I AM UTTERLY MISERABLE

On Board “Oceanic,” East-bound.

I may as well finish the sentence which ends brokenly in the preceding entry.  “I am an ass.”

Three weeks have passed since I finished that entry with the most appropriate words, “I am.”  They fittingly express the consummate egoism with which I was then afflicted.  I have recovered—­partially, at least.

I am—­there goes that “I am” again—­I am on the “Oceanic” pointed for London.  Unless we sink—­and I care little whether we do or not—­I should be in that city inside of forty-eight hours.

In looking over my luggage I found this diary.  I gave it to my room steward and told him to throw it overboard.  Then it occurred to me that it would be my luck that it would be picked up and published as the mental meanderings of an idiot, so I called him back and took it away from him.

This steward of mine discovered my mental unbalance the first day out, but considers me harmless and treats me accordingly.

I have decided to bring this diary up to date, retain possession of it pending certain developments, and then incinerate it with appropriate ceremonies.  So I will begin at the beginning, which is the ending of the last entry with its immortal declaration, “I am.”

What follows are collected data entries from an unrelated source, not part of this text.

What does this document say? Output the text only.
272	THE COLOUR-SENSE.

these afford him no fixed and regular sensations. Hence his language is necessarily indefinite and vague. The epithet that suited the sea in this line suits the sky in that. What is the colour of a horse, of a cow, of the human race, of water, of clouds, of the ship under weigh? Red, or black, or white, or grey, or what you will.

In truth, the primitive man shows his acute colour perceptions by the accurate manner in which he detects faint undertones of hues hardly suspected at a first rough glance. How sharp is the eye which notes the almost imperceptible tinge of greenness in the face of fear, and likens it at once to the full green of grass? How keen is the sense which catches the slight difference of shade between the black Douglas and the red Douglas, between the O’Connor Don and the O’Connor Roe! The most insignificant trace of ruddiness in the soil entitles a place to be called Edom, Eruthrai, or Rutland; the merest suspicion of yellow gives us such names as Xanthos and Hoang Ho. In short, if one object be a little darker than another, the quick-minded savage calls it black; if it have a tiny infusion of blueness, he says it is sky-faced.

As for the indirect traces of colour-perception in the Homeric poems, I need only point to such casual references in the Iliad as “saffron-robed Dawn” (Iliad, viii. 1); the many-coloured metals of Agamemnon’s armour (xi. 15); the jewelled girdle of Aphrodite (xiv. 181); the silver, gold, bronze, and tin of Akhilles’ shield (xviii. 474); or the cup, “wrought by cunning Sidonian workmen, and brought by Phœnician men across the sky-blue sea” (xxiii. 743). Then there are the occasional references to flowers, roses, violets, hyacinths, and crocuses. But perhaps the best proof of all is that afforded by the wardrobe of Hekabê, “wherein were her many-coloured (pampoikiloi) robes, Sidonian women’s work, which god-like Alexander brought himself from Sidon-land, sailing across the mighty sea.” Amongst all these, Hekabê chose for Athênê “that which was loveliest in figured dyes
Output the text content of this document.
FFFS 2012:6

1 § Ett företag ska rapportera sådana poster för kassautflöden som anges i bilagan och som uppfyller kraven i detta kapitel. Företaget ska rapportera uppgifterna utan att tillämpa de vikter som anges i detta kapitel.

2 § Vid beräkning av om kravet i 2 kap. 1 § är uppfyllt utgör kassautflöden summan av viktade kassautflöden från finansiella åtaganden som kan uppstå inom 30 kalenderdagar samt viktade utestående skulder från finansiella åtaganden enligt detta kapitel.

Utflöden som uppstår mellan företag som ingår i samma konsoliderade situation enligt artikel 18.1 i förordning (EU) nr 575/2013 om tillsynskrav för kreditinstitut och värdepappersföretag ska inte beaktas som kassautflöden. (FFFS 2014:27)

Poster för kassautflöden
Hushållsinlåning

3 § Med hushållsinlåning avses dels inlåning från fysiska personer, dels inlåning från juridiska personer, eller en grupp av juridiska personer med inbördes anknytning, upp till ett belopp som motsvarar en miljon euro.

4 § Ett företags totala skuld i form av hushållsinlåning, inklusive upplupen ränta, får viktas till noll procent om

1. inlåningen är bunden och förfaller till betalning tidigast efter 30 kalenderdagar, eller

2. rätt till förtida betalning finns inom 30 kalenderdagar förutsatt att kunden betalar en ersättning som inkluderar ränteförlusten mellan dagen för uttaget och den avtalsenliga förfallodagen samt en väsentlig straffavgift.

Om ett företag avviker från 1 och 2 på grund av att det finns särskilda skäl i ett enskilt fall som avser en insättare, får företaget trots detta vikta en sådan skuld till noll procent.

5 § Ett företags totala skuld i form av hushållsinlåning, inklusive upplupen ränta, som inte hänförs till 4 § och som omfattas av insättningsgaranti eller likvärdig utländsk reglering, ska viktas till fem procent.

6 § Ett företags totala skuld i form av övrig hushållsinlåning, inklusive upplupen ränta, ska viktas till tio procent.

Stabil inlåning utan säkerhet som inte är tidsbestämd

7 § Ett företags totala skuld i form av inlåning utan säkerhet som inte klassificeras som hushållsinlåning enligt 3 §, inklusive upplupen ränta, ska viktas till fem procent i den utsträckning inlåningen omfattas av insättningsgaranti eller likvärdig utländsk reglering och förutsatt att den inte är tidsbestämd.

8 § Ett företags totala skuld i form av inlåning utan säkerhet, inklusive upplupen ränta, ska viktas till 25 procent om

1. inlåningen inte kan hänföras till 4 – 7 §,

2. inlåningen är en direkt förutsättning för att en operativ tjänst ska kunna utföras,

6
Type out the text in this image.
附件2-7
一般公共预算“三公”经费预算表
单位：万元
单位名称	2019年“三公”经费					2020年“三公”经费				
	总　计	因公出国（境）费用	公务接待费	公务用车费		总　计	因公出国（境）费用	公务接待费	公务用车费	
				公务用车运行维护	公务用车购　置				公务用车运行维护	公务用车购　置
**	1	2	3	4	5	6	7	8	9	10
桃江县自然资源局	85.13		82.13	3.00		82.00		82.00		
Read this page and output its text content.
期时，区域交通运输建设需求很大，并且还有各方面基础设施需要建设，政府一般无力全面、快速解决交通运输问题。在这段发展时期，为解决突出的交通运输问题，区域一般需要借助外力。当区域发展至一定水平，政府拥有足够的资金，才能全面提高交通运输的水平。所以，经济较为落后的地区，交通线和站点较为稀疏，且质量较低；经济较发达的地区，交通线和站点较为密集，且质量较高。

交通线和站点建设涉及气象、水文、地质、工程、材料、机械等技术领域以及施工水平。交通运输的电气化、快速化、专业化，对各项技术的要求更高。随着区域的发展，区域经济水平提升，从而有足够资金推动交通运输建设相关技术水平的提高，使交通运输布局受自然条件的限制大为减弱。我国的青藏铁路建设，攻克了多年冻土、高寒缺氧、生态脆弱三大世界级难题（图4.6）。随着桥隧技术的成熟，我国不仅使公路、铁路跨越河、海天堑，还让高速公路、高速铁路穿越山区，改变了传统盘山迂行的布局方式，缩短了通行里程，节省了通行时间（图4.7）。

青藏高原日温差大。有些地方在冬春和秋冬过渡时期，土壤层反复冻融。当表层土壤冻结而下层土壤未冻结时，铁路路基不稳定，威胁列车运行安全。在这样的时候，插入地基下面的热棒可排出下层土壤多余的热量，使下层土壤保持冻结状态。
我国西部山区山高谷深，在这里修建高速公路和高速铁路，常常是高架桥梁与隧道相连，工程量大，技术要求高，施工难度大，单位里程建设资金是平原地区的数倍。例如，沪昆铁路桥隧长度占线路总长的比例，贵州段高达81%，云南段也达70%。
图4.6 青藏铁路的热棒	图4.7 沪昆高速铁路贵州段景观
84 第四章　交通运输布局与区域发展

I have forgotten what I intended to write when I started that sentence, and what it was cuts no figure.  I only know that just at that instant Chilvers, Marshall, and Carter appeared, dragged me from my chair and insisted that I join them in a foursome.  There was no escape, so I got ready and in a few minutes was with them at the first tee.

On my way there I met Miss Harding, Miss Ross and Miss Dangerfield.  I chatted with them for a moment and went on.  I remember—­oh, do I not remember!—­that I called Miss Harding aside and reminded her that we were to take a moonlight spin in my new automobile.  She smilingly replied that she had not forgotten it, and with a look into each other’s eyes which thrilled my very being I turned to join those golfers.

How can I write this?  It is like pouring a burning acid into a wound!

I have forgotten who won the game.  I know I played vilely for I was not thinking of golf.  I was counting the minutes which must elapse before I could be by her side and tell her that I loved her.

I was rehearsing the words I should whisper to her as we paused on the smooth crest of “Old Baldy.”  I was picturing the fairy landscape shimmering in the moonlight, its rays falling on her fair face as I took her hand in mine.  I saw it all as plain as I see this page in front of me.  I felt it vividly as I feel the heaving of this great ship and the vibrations of its engines.

How could I play a decent game of golf under such circumstances?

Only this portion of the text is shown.